The standard reduction potential for `Zn^(2+)//Zn, Ni^(2+)//Ni` and `Fe^(2+)//Fe` are `-0.76, -0.23` and `-0.44V` respectively. The reaction `X + Y^(2) rarr X^(2+) + Y` will be spontaneous when:

To determine when the reaction \( X + Y^{2+} \rightarrow X^{2+} + Y \) will be spontaneous, we need to analyze the standard reduction potentials given for the half-reactions involved.
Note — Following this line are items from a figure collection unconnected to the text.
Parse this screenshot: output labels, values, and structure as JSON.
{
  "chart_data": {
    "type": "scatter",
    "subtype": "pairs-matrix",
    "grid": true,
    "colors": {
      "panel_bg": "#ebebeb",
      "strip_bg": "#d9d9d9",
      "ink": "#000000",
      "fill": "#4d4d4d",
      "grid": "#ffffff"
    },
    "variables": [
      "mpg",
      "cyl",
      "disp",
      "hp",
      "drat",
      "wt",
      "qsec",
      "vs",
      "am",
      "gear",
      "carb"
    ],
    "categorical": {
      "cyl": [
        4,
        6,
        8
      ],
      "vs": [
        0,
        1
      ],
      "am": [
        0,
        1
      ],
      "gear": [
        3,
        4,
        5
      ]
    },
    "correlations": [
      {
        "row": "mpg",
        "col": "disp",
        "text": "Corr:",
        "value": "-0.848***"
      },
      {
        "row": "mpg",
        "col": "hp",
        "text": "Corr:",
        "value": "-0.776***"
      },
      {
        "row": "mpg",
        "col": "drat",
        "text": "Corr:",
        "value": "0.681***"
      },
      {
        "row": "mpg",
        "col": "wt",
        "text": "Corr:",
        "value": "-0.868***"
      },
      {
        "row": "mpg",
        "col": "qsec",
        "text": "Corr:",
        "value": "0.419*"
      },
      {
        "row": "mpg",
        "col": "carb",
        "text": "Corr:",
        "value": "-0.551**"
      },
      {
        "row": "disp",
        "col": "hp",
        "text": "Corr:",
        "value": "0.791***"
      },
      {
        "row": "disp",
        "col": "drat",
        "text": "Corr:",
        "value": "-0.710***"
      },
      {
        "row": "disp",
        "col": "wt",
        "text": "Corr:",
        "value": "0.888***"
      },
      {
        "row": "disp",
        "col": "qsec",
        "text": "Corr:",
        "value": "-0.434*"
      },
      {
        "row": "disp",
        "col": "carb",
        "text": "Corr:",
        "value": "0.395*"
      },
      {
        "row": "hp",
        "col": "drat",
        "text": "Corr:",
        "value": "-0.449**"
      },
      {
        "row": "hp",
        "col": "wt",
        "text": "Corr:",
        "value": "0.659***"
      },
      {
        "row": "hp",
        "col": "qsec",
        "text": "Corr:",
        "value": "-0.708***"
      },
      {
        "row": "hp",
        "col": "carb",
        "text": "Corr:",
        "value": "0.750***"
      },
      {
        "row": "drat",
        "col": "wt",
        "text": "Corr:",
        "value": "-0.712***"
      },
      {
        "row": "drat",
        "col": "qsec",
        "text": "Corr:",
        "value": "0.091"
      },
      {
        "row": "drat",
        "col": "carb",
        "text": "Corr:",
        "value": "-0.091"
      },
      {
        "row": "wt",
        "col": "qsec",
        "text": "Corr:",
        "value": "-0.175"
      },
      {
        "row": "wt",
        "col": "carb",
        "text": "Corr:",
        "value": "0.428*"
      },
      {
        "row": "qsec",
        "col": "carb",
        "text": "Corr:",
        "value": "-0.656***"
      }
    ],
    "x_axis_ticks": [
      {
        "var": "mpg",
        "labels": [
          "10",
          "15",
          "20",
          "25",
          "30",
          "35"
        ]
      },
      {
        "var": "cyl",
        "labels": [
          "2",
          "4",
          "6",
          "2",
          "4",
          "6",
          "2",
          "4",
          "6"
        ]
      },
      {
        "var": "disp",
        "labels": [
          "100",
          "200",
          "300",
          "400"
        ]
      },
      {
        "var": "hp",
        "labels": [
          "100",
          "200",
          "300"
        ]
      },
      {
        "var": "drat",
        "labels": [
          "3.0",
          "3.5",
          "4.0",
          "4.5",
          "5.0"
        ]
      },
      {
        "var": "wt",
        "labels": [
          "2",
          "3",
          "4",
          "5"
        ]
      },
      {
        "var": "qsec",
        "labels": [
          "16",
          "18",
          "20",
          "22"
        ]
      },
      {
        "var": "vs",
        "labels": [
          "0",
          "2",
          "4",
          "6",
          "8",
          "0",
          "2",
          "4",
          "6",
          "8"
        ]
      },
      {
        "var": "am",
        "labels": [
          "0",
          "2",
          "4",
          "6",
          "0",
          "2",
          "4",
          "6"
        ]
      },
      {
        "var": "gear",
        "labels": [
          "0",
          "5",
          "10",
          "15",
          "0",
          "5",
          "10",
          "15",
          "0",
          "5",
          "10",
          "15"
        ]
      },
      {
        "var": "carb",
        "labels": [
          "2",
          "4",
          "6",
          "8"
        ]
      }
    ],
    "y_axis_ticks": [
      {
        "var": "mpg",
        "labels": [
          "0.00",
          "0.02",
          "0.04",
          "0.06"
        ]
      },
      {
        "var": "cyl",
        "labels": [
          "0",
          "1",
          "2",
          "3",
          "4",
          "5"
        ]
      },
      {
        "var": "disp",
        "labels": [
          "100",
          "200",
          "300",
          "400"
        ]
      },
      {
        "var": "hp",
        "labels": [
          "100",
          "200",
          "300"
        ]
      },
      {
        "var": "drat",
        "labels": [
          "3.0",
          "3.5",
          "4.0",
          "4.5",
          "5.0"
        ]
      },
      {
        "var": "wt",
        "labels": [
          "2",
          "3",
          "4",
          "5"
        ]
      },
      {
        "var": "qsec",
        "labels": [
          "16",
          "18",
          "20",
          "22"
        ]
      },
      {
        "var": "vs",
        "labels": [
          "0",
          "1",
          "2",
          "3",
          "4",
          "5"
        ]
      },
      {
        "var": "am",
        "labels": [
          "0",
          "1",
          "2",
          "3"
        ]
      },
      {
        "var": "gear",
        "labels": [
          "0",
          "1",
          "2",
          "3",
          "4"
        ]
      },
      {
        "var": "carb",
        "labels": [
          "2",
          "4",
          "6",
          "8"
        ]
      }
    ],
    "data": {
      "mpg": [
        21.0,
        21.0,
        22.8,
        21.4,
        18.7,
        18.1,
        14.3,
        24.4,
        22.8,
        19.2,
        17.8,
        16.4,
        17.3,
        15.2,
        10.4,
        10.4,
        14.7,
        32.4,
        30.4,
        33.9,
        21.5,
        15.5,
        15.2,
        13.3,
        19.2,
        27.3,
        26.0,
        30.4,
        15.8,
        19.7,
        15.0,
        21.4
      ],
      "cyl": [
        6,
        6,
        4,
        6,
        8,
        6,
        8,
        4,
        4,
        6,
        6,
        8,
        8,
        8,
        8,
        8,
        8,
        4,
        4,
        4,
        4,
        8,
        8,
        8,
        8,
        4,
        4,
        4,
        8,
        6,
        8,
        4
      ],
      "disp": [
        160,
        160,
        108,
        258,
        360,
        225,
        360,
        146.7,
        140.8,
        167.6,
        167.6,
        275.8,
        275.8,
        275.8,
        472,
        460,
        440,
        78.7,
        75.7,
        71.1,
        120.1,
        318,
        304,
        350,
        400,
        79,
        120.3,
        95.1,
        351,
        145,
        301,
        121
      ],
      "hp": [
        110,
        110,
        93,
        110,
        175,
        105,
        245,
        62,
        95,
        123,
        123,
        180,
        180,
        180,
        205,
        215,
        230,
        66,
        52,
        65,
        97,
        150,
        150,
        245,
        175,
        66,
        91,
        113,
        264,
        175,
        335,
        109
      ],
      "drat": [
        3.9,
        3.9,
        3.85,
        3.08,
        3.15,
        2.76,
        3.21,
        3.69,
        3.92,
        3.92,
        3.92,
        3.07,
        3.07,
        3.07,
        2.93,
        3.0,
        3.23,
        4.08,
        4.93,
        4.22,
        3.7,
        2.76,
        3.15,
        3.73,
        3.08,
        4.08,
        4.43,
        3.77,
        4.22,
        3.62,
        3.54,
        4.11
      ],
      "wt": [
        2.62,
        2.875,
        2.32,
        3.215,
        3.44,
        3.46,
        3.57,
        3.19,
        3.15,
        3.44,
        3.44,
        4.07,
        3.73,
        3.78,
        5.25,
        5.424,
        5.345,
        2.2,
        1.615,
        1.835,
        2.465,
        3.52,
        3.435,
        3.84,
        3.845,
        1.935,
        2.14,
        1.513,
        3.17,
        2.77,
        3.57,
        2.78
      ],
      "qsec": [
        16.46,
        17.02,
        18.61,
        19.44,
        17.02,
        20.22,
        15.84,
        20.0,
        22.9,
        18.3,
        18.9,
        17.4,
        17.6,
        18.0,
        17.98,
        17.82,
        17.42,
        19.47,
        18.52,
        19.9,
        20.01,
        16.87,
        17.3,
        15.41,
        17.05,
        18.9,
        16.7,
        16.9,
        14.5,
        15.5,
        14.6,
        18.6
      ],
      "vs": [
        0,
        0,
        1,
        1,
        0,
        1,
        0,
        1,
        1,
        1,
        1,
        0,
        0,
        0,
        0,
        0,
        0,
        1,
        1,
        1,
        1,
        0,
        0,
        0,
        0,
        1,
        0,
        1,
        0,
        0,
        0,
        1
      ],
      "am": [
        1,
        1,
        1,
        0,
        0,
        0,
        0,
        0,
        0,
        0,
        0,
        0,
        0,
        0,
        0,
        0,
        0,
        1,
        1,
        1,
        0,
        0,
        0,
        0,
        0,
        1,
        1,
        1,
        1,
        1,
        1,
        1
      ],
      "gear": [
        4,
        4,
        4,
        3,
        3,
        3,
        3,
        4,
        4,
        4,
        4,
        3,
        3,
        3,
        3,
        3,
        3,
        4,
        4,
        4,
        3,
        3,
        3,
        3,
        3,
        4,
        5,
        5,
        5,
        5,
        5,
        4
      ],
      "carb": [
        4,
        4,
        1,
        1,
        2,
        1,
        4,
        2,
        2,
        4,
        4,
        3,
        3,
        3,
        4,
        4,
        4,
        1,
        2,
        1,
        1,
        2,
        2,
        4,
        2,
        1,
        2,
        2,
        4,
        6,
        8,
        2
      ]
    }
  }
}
The standard reduction potentials for the relevant half-reactions are: - \( E^\circ \) for \( Zn^{2+} + 2e^- \rightarrow Zn \) = -0.76 V - \( E^\circ \) for \( Ni^{2+} + 2e^- \rightarrow Ni \) = -0.23 V - \( E^\circ \) for \( Fe^{2+} + 2e^- \rightarrow Fe \) = -0.44 V ### Step 1: Identify Oxidation and Reduction In the reaction \( X + Y^{2+} \rightarrow X^{2+} + Y \): - \( X \) is oxidized to \( X^{2+} \) (loses electrons). - \( Y^{2+} \) is reduced to \( Y \) (gains electrons). ### Step 2: Determine the Standard Cell Potential The standard cell potential \( E^\circ_{cell} \) can be calculated using the formula: \[ E^\circ_{cell} = E^\circ_{cathode} - E^\circ_{anode} \] where: - \( E^\circ_{cathode} \) is the standard reduction potential of the species being reduced. - \( E^\circ_{anode} \) is the standard reduction potential of the species being oxidized. ### Step 3: Evaluate Each Option We will evaluate each option to see if \( E^\circ_{cell} > 0 \) for spontaneity. #### Option A: \( X = Ni, Y = Fe \) - \( E^\circ_{cathode} = E^\circ_{Fe} = -0.44 \, V \) - \( E^\circ_{anode} = E^\circ_{Ni} = -0.23 \, V \) \[ E^\circ_{cell} = -0.44 - (-0.23) = -0.44 + 0.23 = -0.21 \, V \quad (\text{Not spontaneous}) \] #### Option B: \( X = Ni, Y = Zn \) - \( E^\circ_{cathode} = E^\circ_{Zn} = -0.76 \, V \) - \( E^\circ_{anode} = E^\circ_{Ni} = -0.23 \, V \) \[ E^\circ_{cell} = -0.76 - (-0.23) = -0.76 + 0.23 = -0.53 \, V \quad (\text{Not spontaneous}) \] #### Option C: \( X = Fe, Y = Zn \) - \( E^\circ_{cathode} = E^\circ_{Zn} = -0.76 \, V \) - \( E^\circ_{anode} = E^\circ_{Fe} = -0.44 \, V \) \[ E^\circ_{cell} = -0.76 - (-0.44) = -0.76 + 0.44 = -0.32 \, V \quad (\text{Not spontaneous}) \] #### Option D: \( X = Zn, Y = Ni \) - \( E^\circ_{cathode} = E^\circ_{Ni} = -0.23 \, V \) - \( E^\circ_{anode} = E^\circ_{Zn} = -0.76 \, V \) \[ E^\circ_{cell} = -0.23 - (-0.76) = -0.23 + 0.76 = 0.53 \, V \quad (\text{Spontaneous}) \] ### Conclusion The reaction \( X + Y^{2+} \rightarrow X^{2+} + Y \) will be spontaneous when \( X = Zn \) and \( Y = Ni \). Therefore, the correct answer is: **Option D: \( X = Zn, Y = Ni \)**